Menurut dia, penerapan PTSP masih menyulitkan pengusaha antara lain karena kurang siapnya sumber daya manusia (SDM) dan infrastruktur pendukung yang menjadi salah satu faktornya.

Wakil Ketua Komite Tetap Ketenagakerjaan Kadin itu mengaku, pihaknya kerap menerima laporan dan keluhan yang diterima dari para pelaku usaha.

Nofel mencontohkan, PTSP yang diberlakukan oleh Pemprov DKI Jakarta belum sepenuhnya mendukung kegiatan usaha, karena fakta temuan-temuan di lapangan terkait pengurusan ternyata jauh lebih lama dan sulit.

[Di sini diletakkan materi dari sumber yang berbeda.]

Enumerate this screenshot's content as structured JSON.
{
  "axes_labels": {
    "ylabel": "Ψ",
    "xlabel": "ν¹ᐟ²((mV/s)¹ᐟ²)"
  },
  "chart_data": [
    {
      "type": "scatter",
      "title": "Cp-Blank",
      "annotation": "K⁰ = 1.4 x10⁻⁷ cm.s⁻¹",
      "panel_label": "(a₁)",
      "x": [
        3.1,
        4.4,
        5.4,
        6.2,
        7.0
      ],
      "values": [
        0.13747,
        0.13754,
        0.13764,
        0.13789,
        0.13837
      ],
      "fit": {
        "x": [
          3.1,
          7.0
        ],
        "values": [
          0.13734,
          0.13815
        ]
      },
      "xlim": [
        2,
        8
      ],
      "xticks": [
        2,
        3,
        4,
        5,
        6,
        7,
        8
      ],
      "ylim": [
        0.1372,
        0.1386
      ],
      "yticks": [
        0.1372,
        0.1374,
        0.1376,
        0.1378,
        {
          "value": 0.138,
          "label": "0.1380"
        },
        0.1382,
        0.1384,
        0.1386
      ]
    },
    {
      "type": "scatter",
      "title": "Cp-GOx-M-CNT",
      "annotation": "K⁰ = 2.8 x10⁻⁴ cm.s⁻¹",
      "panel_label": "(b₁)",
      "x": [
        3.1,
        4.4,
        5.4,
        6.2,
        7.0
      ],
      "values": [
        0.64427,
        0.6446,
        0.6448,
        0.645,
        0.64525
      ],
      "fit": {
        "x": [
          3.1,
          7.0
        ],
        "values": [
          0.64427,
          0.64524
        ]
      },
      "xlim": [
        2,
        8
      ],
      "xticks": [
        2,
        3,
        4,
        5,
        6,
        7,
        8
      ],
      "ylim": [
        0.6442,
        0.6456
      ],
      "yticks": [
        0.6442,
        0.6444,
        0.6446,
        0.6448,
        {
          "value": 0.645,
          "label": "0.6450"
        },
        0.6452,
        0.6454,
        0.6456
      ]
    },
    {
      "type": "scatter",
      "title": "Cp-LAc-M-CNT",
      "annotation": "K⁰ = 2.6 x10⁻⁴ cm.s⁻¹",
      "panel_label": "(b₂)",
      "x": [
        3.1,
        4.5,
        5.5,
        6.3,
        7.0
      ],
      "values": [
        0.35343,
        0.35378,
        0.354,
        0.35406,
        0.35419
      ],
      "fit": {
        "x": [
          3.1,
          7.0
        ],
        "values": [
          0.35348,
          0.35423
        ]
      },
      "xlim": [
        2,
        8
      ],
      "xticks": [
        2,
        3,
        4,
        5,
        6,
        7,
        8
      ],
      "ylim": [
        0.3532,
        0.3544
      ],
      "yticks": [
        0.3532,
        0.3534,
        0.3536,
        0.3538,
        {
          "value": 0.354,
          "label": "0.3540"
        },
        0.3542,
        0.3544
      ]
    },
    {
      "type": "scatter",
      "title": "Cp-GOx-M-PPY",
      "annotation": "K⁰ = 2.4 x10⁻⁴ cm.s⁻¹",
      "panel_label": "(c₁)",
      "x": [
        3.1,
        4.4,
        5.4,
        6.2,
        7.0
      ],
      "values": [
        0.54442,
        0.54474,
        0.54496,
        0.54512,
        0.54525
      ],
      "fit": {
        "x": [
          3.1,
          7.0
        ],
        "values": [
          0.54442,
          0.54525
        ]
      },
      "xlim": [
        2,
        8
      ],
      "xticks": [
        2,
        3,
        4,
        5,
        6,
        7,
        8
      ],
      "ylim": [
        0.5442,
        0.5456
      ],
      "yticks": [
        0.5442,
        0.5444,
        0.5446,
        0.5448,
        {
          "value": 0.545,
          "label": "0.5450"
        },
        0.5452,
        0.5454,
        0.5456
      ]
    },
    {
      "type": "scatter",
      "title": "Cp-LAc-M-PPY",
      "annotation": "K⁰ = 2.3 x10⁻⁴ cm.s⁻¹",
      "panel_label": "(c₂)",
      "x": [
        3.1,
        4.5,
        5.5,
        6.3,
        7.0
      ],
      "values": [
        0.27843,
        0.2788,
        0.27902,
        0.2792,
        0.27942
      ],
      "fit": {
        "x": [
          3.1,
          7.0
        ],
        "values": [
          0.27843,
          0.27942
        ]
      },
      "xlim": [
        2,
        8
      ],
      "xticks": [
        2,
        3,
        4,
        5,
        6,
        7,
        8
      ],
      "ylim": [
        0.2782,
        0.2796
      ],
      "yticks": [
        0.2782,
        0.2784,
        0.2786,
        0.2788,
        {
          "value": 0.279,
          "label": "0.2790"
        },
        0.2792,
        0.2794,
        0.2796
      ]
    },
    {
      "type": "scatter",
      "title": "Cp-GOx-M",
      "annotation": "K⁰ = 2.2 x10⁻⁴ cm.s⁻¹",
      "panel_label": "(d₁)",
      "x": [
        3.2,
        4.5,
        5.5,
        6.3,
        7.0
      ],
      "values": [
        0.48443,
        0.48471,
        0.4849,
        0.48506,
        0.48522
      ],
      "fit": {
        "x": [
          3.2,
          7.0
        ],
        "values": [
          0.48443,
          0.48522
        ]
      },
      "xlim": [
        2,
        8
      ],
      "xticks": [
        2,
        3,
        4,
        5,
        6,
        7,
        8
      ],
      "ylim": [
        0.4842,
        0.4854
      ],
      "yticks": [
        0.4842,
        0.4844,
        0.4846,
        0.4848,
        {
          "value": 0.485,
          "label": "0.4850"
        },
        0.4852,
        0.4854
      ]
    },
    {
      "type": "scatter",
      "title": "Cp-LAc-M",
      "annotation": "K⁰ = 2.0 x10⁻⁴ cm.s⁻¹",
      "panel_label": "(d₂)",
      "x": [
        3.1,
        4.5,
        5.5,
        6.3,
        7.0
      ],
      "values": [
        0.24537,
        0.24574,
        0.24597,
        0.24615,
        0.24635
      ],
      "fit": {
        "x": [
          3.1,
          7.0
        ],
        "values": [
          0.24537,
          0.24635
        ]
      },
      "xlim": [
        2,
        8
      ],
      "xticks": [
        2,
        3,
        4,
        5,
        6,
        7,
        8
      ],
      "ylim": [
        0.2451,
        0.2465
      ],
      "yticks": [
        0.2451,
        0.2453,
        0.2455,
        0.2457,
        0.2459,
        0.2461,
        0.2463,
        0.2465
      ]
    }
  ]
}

Ia mempertanyakan bagaimana PTSP bisa mengeluarkan perizinan usaha dengan SDM yang kurang menguasai pengetahuan tentang masing-masing fungsi perizinan yang dibutuhkan oleh pelaku usaha.

“Bila pelaku usaha ingin membuat PT ataupun CV maka menurut undang-undang dan tata cara pengurusan perizinan dimaksud haruslah memiliki Surat Izin Tempat Usaha (SITU) atau Domisili,” katanya mencontohkan.

Sedangkan menurut Nofel, fakta di lapangan mengurus Surat Izin Tempat Usaha (SITU)/Domisili tidak mungkin akan selesai dalam satu hari. Selain itu, lanjutnya, untuk membuat SITU/Domisili pelaku usaha haruslah menempatkan tempat usahanya sesuai dengan peruntukan yang dikeluarkan oleh Dinas Tata Kota sebagai zonasi wilayah usaha.

“Kenyataan di lapangan banyak sekali zonasi pemukiman yang sudah berubah menjadi tempat usaha, contohnya wilayah Asem Baris Raya Tebet, Kemang, Senopati, tetapi di Peruntukkan Tata Kota belum di ubah menjadi zona usaha sehingga menghambat pelaku usaha di daerah tersebut,” paparnya.

Untuk itu, menurut Nofel, pemerintah seharusnya segera mengubah dan menyesuaikannya seperti fakta di lapangan.